Additionally, the Biden plan, the most detailed form of which yet was released on Friday, calls for expanded vaccine eligibility, more rigorous use of the Defense Production Act to accelerate vaccine production, more public health workers, and an education campaign promoting vaccination.
Those initiatives will likely also be backed by a major infusion of funding: Biden announced a $1.9 trillion stimulus package plan this week, including — should Congress approve it — $400 billion for the US coronavirus response.
As Lopez writes, it’s a promising start:
Biden’s plan hits many of the marks that I’ve heard from experts over the past few weeks as I’ve asked them about what’s going wrong with America’s vaccine rollout.
First, the plan has clear goals to address what supply chain experts call the “last mile” — the path vaccines take from storage to injection in patients — by making sure there’s enough staff, infrastructure, and planning to actually put shots in arms. Second, it takes steps to ensure that supply chain problems are fixed proactively, with careful monitoring and use of federal powers when needed to address bottlenecks. Last, but just as crucially, there’s a public education campaign to ensure that Americans actually want to get vaccinated when it’s their turn.

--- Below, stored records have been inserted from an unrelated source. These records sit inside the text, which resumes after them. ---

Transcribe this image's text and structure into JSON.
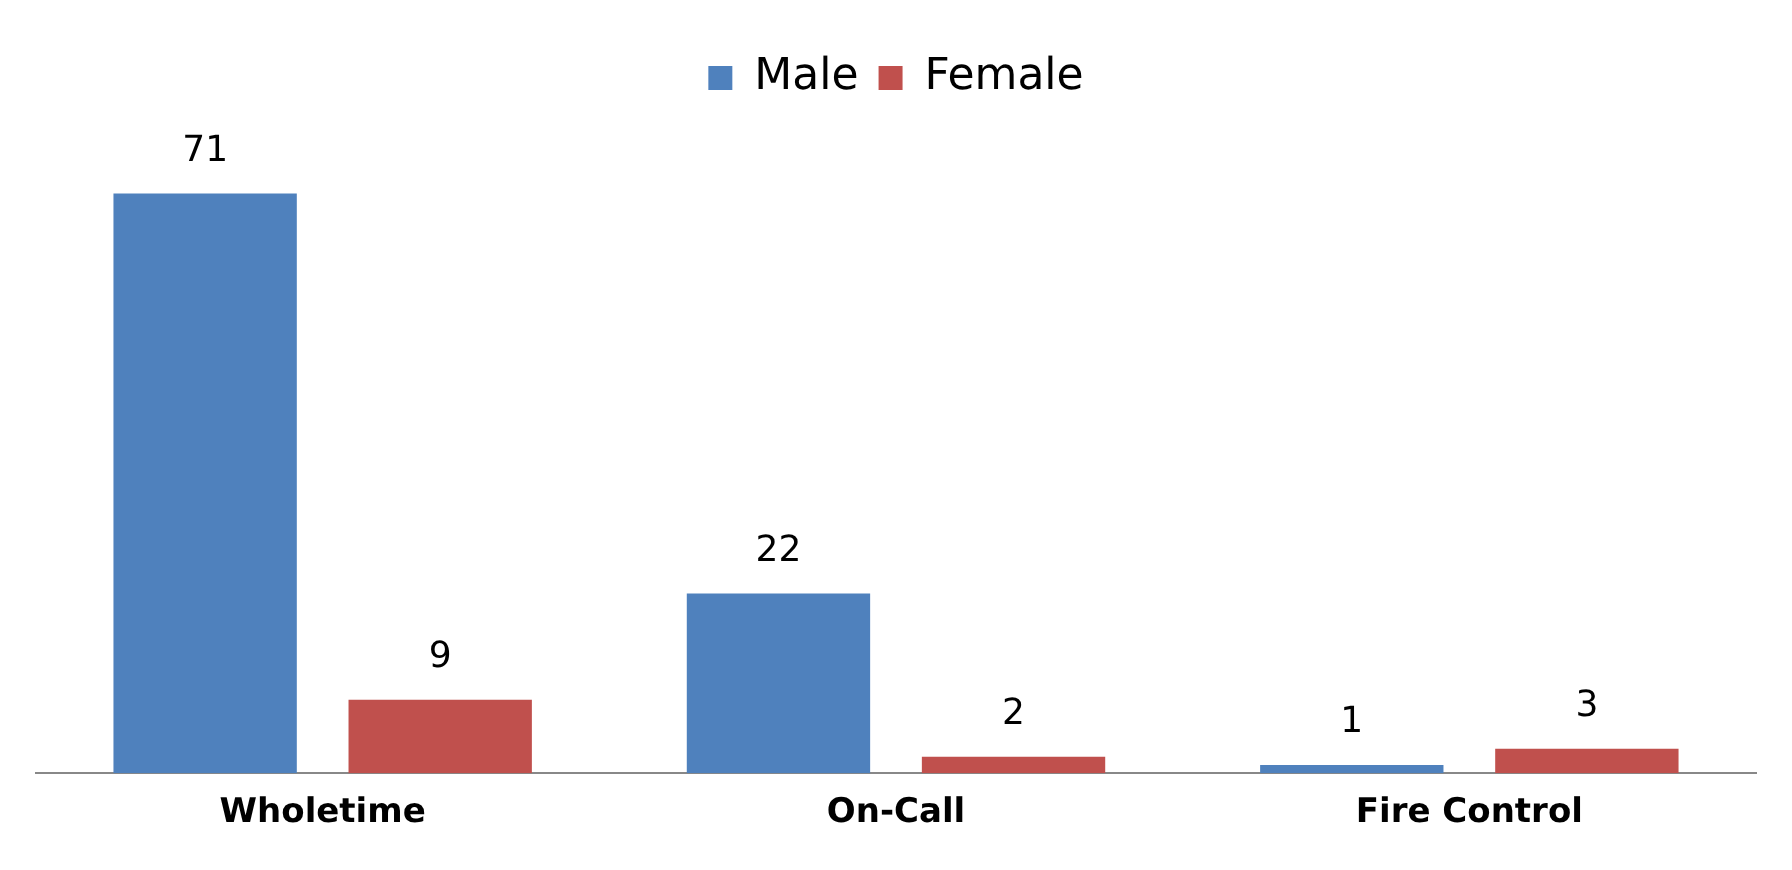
{
  "chart_data": {
    "type": "bar",
    "categories": [
      "Wholetime",
      "On-Call",
      "Fire Control"
    ],
    "series": [
      {
        "name": "Male",
        "color": "#4f81bd",
        "values": [
          71,
          22,
          1
        ]
      },
      {
        "name": "Female",
        "color": "#c0504d",
        "values": [
          9,
          2,
          3
        ]
      }
    ],
    "data_labels": true,
    "legend": "top",
    "grid": false
  }
}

Still, implementation won’t be easy, and there’s need for haste: The US reported more than 4,000 deaths in a single day for the first time ever earlier this month and continues to report well over 200,000 new cases per day on average.
The Centers for Disease Control and Prevention also warned this week that a recently discovered more transmissible strain of Covid-19 is spreading quickly in the US and could lead to even more catastrophic numbers of cases and deaths in the near future. Rapid vaccination is seen as the best way to limit the threat posed by this new strain and to reduce the number of new cases overall.
“We’re about to be in the worst of it,” CDC Director Robert Redfield warned Friday in an NPR interview. “And I think if you’d listened to my comments in August and September, I told people that I really thought that the, December, January and February were going to be the roughest time this nation’s ever, ever experienced from a public health point of view.”